After decades, this messaging has resulted in highly positive attitudes towards cancer screening and early treatment. It has also led to an increased, sometimes unwarranted, desire for surgery.
Several studies show the cancer label, and the use of medicalised labels in various other conditions, leads to higher levels of anxiety and perceived severity of the condition, as well as a greater preference for invasive treatments.
The increased desire for more aggressive treatments has been shown clinically in ductal carcinoma in situ (DCIS) of the breast (sometimes known as stage O breast cancer). Women are increasingly choosingmastectomy and bilateral mastectomy (removal of one or both breasts) rather than lumpectomy (removal of the lump), even though these treatments do not change their odds of dying of breast cancer.
Read more: Treating 'stage 0' breast cancer doesn't always save women's lives so should we screen for it?
Similarly, in localised prostate cancer, active surveillance has been a recommended management option for a number of years, which means monitoring the condition and not providing immediate treatment. But men are only beginning to avoid immediate treatment and follow active surveillance at similar rates to men who choose surgery or radiation.
There is also evidence and informed speculation that melanoma in situ (also called stage 0 melanoma), small lung cancers, and some small kidney cancers may similarly be considered low risk and subject to overdiagnosis and overtreatment.
A strategy to reduce overdiagnosis and overtreatment
Removing the cancer label is one strategy that has been proposed in recent years by international cancer experts to reduce overdiagnosis and overtreatment in some low-risk conditions.
The cancer label has previously been removed when there was clear evidence the condition was low-risk and very unlikely to cause harm.
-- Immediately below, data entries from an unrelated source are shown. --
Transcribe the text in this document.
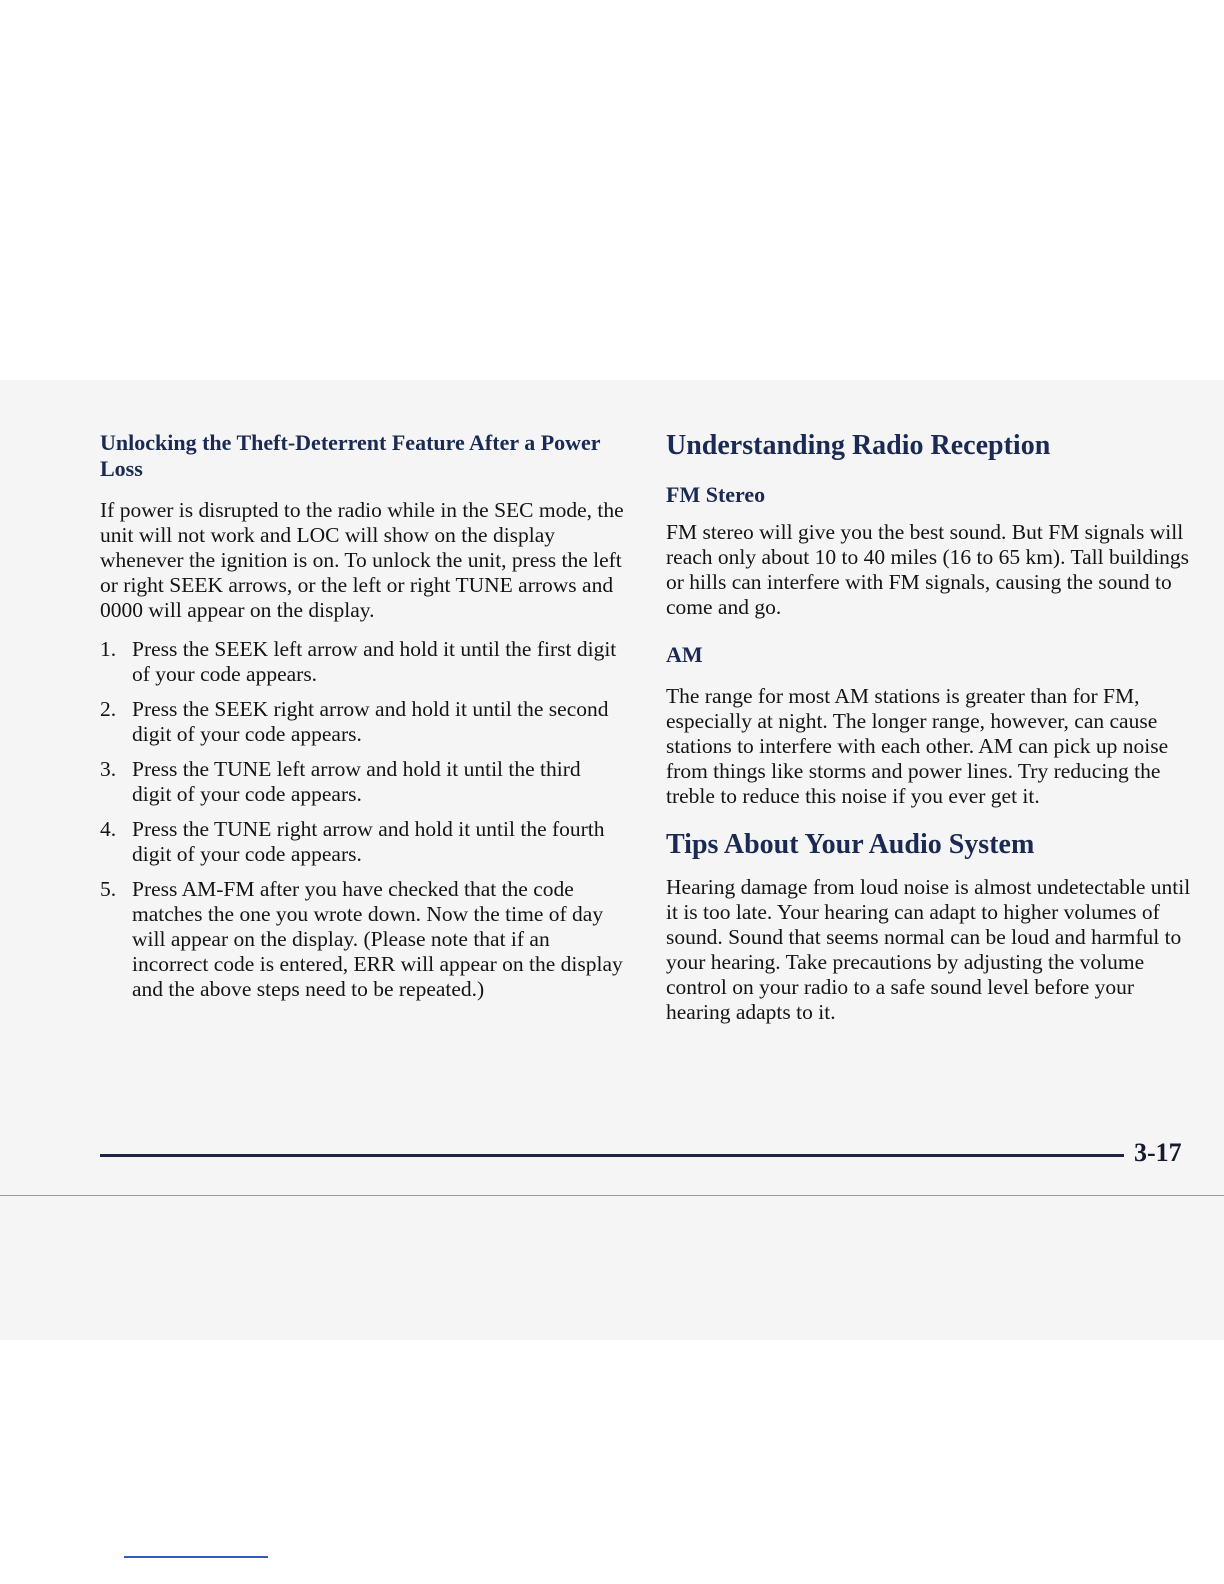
Unlocking the Theft-Deterrent Feature After a Power Loss

If power is disrupted to the radio while in the SEC mode, the unit will not work and LOC will show on the display whenever the ignition is on. To unlock the unit, press the left or right SEEK arrows, or the left or right TUNE arrows and 0000 will appear on the display.

1. Press the SEEK left arrow and hold it until the first digit of your code appears.
2. Press the SEEK right arrow and hold it until the second digit of your code appears.
3. Press the TUNE left arrow and hold it until the third digit of your code appears.
4. Press the TUNE right arrow and hold it until the fourth digit of your code appears.
5. Press AM-FM after you have checked that the code matches the one you wrote down. Now the time of day will appear on the display. (Please note that if an incorrect code is entered, ERR will appear on the display and the above steps need to be repeated.)
Understanding Radio Reception
FM Stereo

FM stereo will give you the best sound. But FM signals will reach only about 10 to 40 miles (16 to 65 km). Tall buildings or hills can interfere with FM signals, causing the sound to come and go.

AM

The range for most AM stations is greater than for FM, especially at night. The longer range, however, can cause stations to interfere with each other. AM can pick up noise from things like storms and power lines. Try reducing the treble to reduce this noise if you ever get it.

Tips About Your Audio System

Hearing damage from loud noise is almost undetectable until it is too late. Your hearing can adapt to higher volumes of sound. Sound that seems normal can be loud and harmful to your hearing. Take precautions by adjusting the volume control on your radio to a safe sound level before your hearing adapts to it.

3-17
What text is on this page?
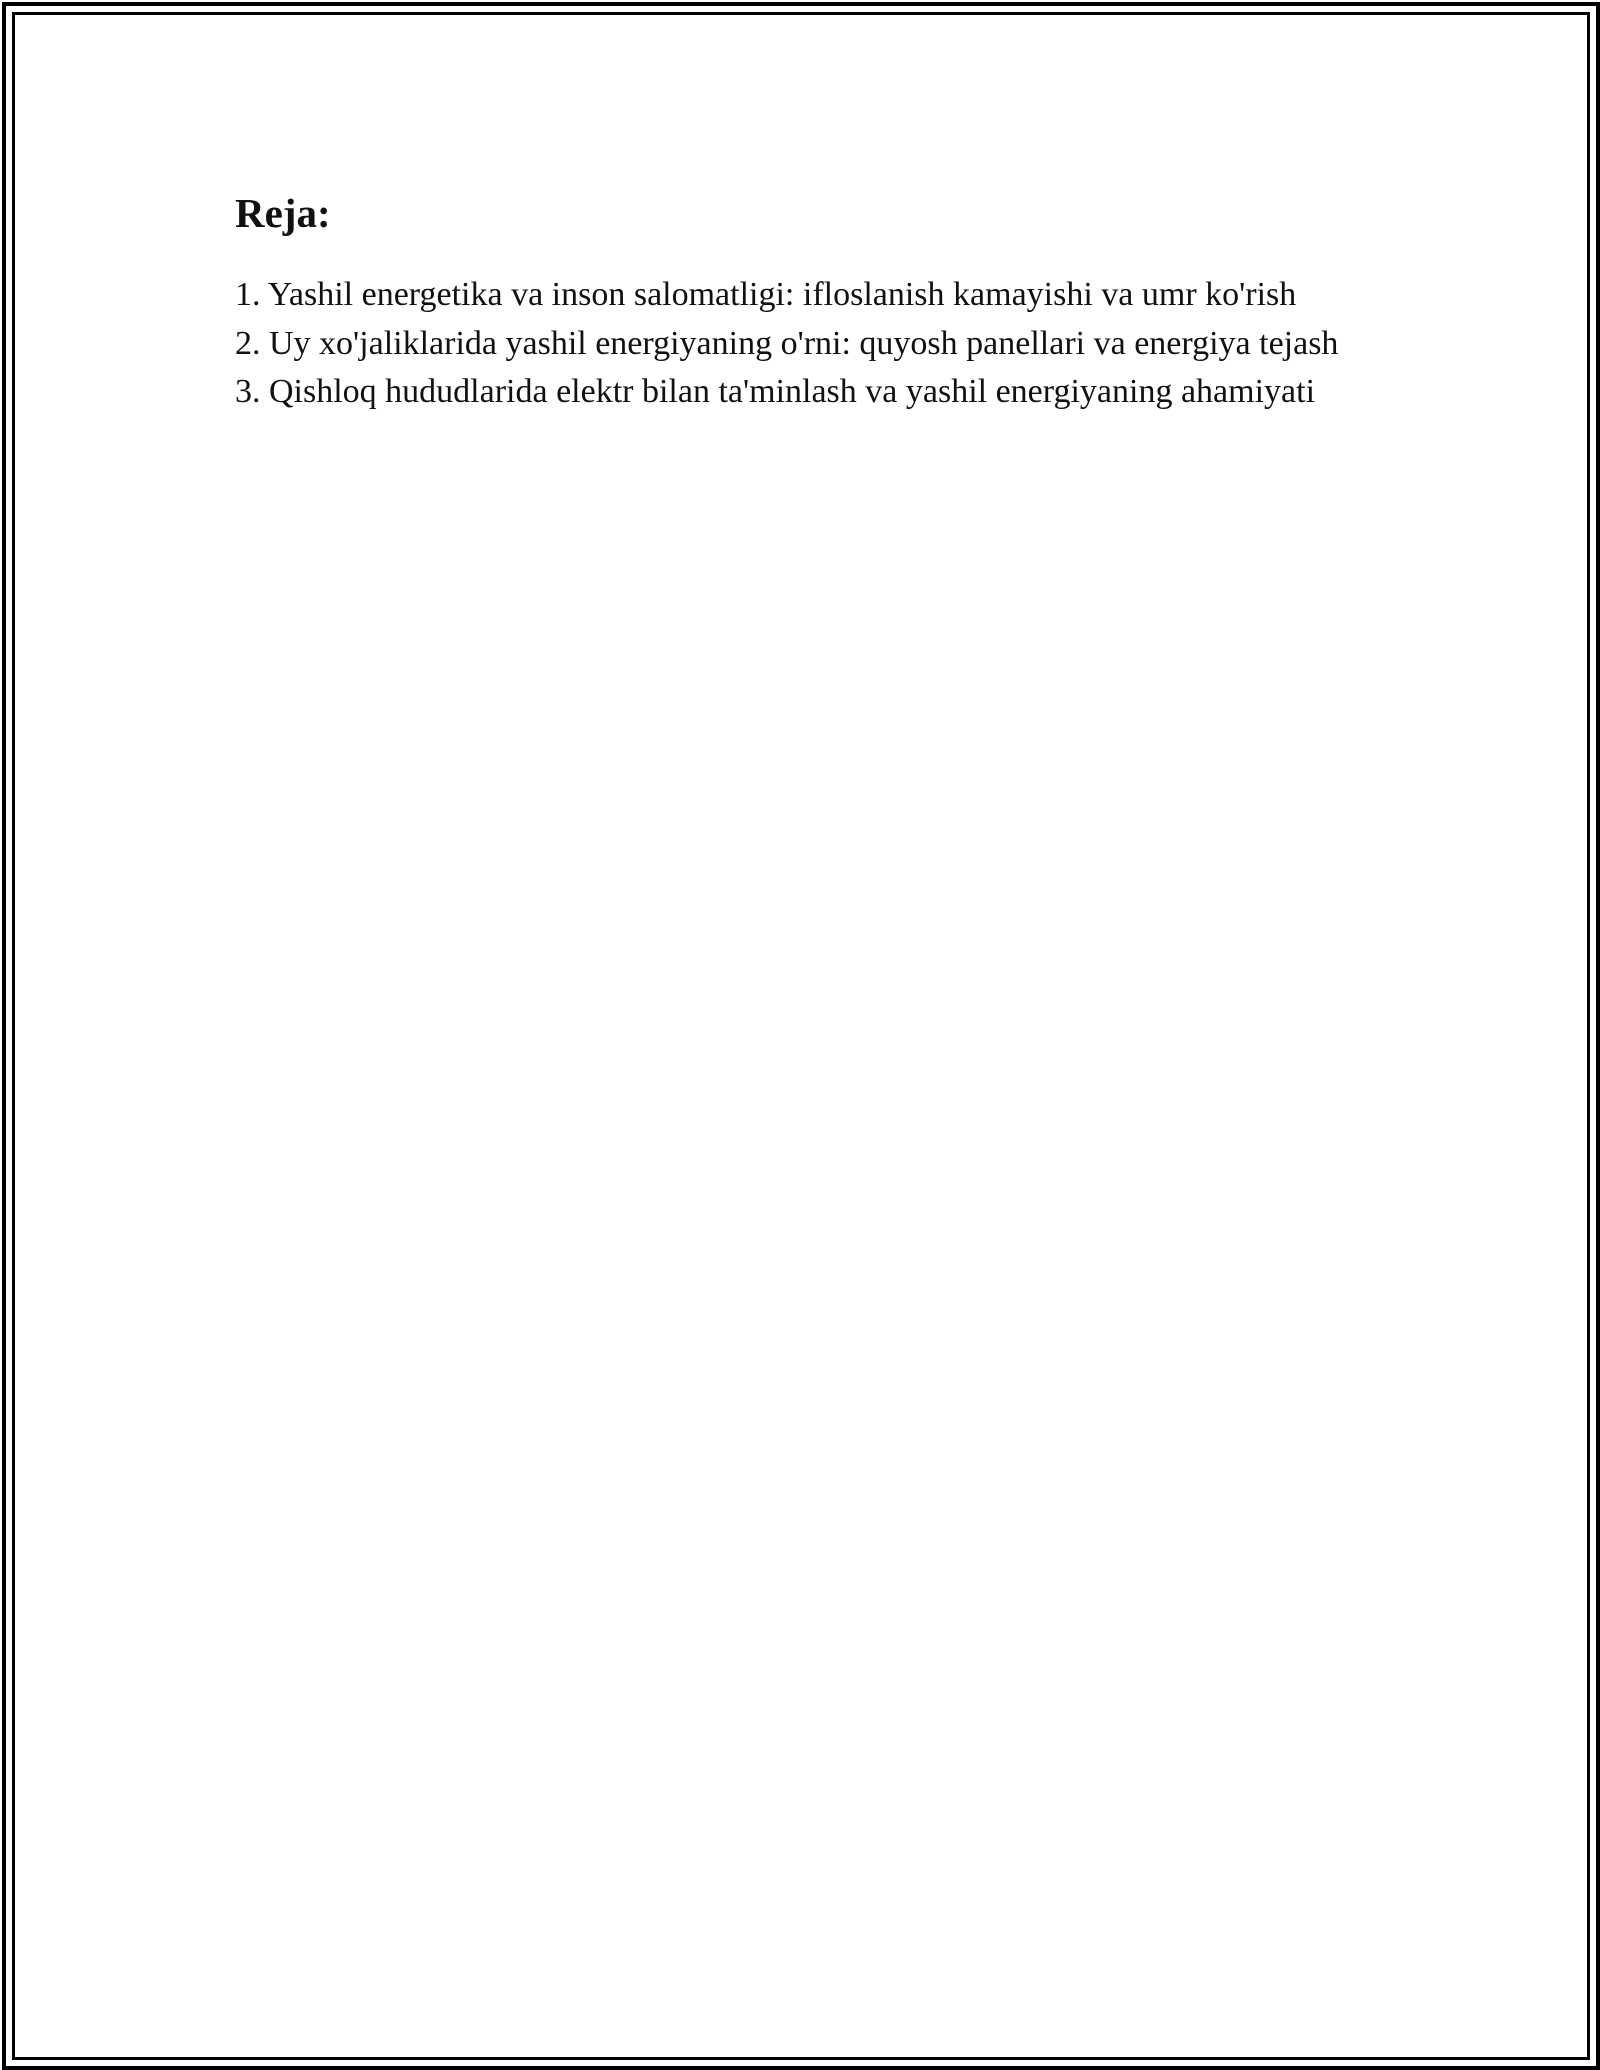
Reja:
1. Yashil energetika va inson salomatligi: ifloslanish kamayishi va umr ko'rish
2. Uy xo'jaliklarida yashil energiyaning o'rni: quyosh panellari va energiya tejash
3. Qishloq hududlarida elektr bilan ta'minlash va yashil energiyaning ahamiyati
In 1998, “papilloma and grade 1 carcinoma of the bladder” was re-labelledto “papillary urothelial neoplasia of low malignant potential”. The word carcinoma, which is another way of saying cancer, was dropped.
More recently, reference to “cancer” was removed from a sub-type of papillary thyroid cancer, which is identified after surgery. This was done to eliminate the need for ongoing follow-up and reduce any potential patient anxiety.
It’s vital we learn from these past examples. We also need to establish a formal evaluation of the impact that removing the cancer label will have on clinical practice and patient outcomes, to drive effective reform.
Ultimately, removing the cancer label will create controversy and take time. But the end result should better support appropriate evidence-based care for both future and current patients.